NO PASA NADA POR MEAR AL FRESCO
Las mujeres, en general, y especialmente las mujeres que han nacido y se han criado en ciudades, tienen mucho que aprender en cuanto a mear como Dios manda en el bosque. Y por “el bosque” me refiero a parkings, callejones, paradas de autobús, bancos y casi cualquier lugar público donde los tíos también mean frecuentemente. El mito de que las tías no pueden mear en la calle es obviamente falso. He aquí la verdad: para que una chica mee en la calle no necesita nada más que una vagina, piernas, un rincón privado que haga un poco de pendiente y una planta decorativa que la mire mientras se menea un poco para sacudir las últimas gotas. No hay nada en la anatomía femenina que no permita a las mujeres mear en la calle. Ambos sexos lo hacen diferente. Sólo eso.

LUGAR
Mientras buscáis vuestro lugar secreto, caminad con un objetivo fijo y no perdáis el tiempo. Buscad áreas bien protegidas que no estén muy lejos del camino. Los arbustos son ideales porque os podéis agachar y esconderos mientras hacéis lo que tengáis que hacer. Además, os permiten emerger rápido, de forma elegante y segura. Tres paredes de seguridad son lo mejor, pero solo con dos también os las podéis arreglar. Recordad que también podéis usar vuestra ropa como barrera, a veces es tan efectivo que os podéis construir vuestro propio compartimento. Las faldas son lo mejor para mear en la calle, pero los shorts también están bien. O, si sois muy guays, no llevéis ni bragas.

TÉCNICA
Venga, chicas, ¡a hacer glúteos y cuádriceps! Doblad las rodillas, bajad el culo y, voilà! Agachaos tan cerca del suelo como podáis para minimizar el efecto spray y el ruido. Un último consejo, y este es importante: apuntad lejos de vuestros pies.

LIMPIAOS
Haced un poco de efecto epilepsia y sacudíos. No demasiado violentamente, ¡si no os caeréis para atrás! Si eso os hace sentir incómodas o inseguras, intentad cogeros a alguna rama, ¡pero vigilad que no sea nada venenoso! Si os habéis meado los pies, simplemente restregadlos un poco contra algo absorbente. Si no encontráis nada, igualmente ya se habrá secado mientras buscabais, así que ya está. Ahora haced como que no ha pasado nada. Es vuestro pequeño secreto.

EL BAÑO DE LOS CHICOS
Mi filosofía personal sobre el pipi y la libertad es que orinar es biológicamente necesario, y mientras me siga comportando razonablemente y con un respeto genuino, ningún puto letrero va a conseguir que no entre en un váter, sea cual sea, cuando me estoy meando.

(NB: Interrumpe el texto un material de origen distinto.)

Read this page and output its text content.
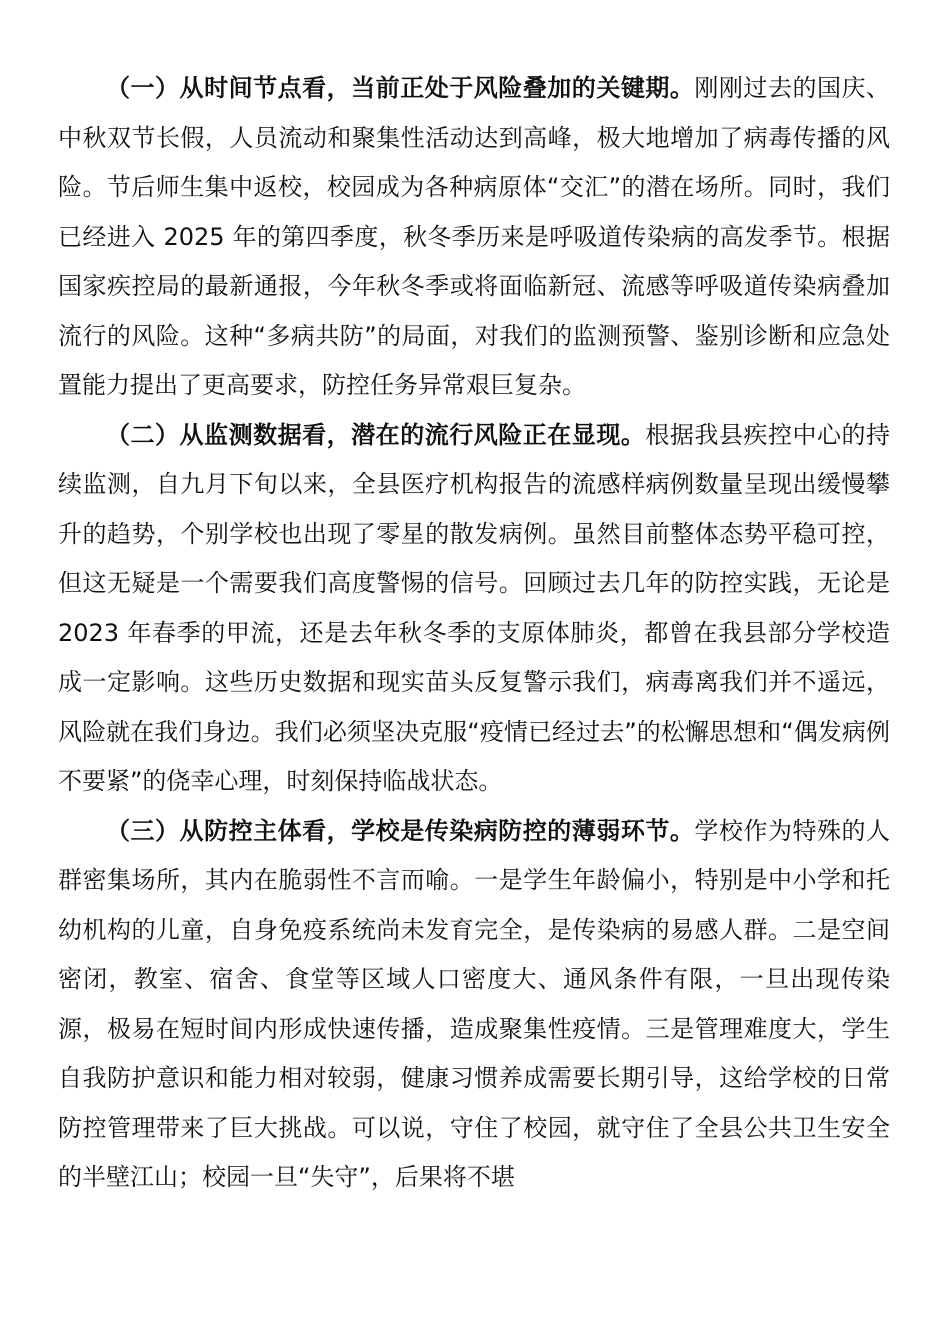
（一）从时间节点看，当前正处于风险叠加的关键期。刚刚过去的国庆、中秋双节长假，人员流动和聚集性活动达到高峰，极大地增加了病毒传播的风险。节后师生集中返校，校园成为各种病原体“交汇”的潜在场所。同时，我们已经进入 2025 年的第四季度，秋冬季历来是呼吸道传染病的高发季节。根据国家疾控局的最新通报，今年秋冬季或将面临新冠、流感等呼吸道传染病叠加流行的风险。这种“多病共防”的局面，对我们的监测预警、鉴别诊断和应急处置能力提出了更高要求，防控任务异常艰巨复杂。

（二）从监测数据看，潜在的流行风险正在显现。根据我县疾控中心的持续监测，自九月下旬以来，全县医疗机构报告的流感样病例数量呈现出缓慢攀升的趋势，个别学校也出现了零星的散发病例。虽然目前整体态势平稳可控，但这无疑是一个需要我们高度警惕的信号。回顾过去几年的防控实践，无论是 2023 年春季的甲流，还是去年秋冬季的支原体肺炎，都曾在我县部分学校造成一定影响。这些历史数据和现实苗头反复警示我们，病毒离我们并不遥远，风险就在我们身边。我们必须坚决克服“疫情已经过去”的松懈思想和“偶发病例不要紧”的侥幸心理，时刻保持临战状态。

（三）从防控主体看，学校是传染病防控的薄弱环节。学校作为特殊的人群密集场所，其内在脆弱性不言而喻。一是学生年龄偏小，特别是中小学和托幼机构的儿童，自身免疫系统尚未发育完全，是传染病的易感人群。二是空间密闭，教室、宿舍、食堂等区域人口密度大、通风条件有限，一旦出现传染源，极易在短时间内形成快速传播，造成聚集性疫情。三是管理难度大，学生自我防护意识和能力相对较弱，健康习惯养成需要长期引导，这给学校的日常防控管理带来了巨大挑战。可以说，守住了校园，就守住了全县公共卫生安全的半壁江山；校园一旦“失守”，后果将不堪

Si no hay cola en el baño de los chicos y sentís que vuestra uretra está a punto de explotar, haced el favor de no ser autodestructivas solo por no pasar un poco de vergüenza. Una vez dicho esto, el baño de los chicos sólo es una opción cuando los que te rodean no son violadores. ¿Qué cómo lo sabréis? Pues supongo que deberéis tener fe en la raza humana. Después de eso, ya es cuestión de suerte.

MEAR EN PÚBLICO Y LA LEY
Los países del primer mundo, como el nuestro, tienden a creer que los países del tercer mundo lo tienen chungo en lo que se refiere a la libertad personal, pero en realidad, ellos tienen bastante más libertad que nosotros. Imaginad la sensación de independencia que se siente al bajarse los pantalones en medio de la calle y cagar donde y cuando a uno le dé la gana. En los Estados Unidos, sin embargo, vivimos en una sociedad controlada por la policía, la cual impone que orinar en público es vergonzoso, sucio y asqueroso. Los polis ponen multas por orinar en público cada dos por tres, debido a que es “obsceno”, y eso es una verdadera pena porque, a menudo, mear en público es una necesidad, no un placer. No tenéis que haberos graduado en derecho para saber que está mal que vuestro gobierno haga que una necesidad humana sea ilegal. En el Reino Unido, un juez ordenó recientemente que orinar en público no es una molestia pública si nadie lo ve, lo cual parece no sólo razonable sino también bastante guay. Lo que deberíamos practicar es el respeto. Respeto hacia nosotros mismos y hacia las meadas. Jo, creo que tomé demasiadas drogas el finde pasado.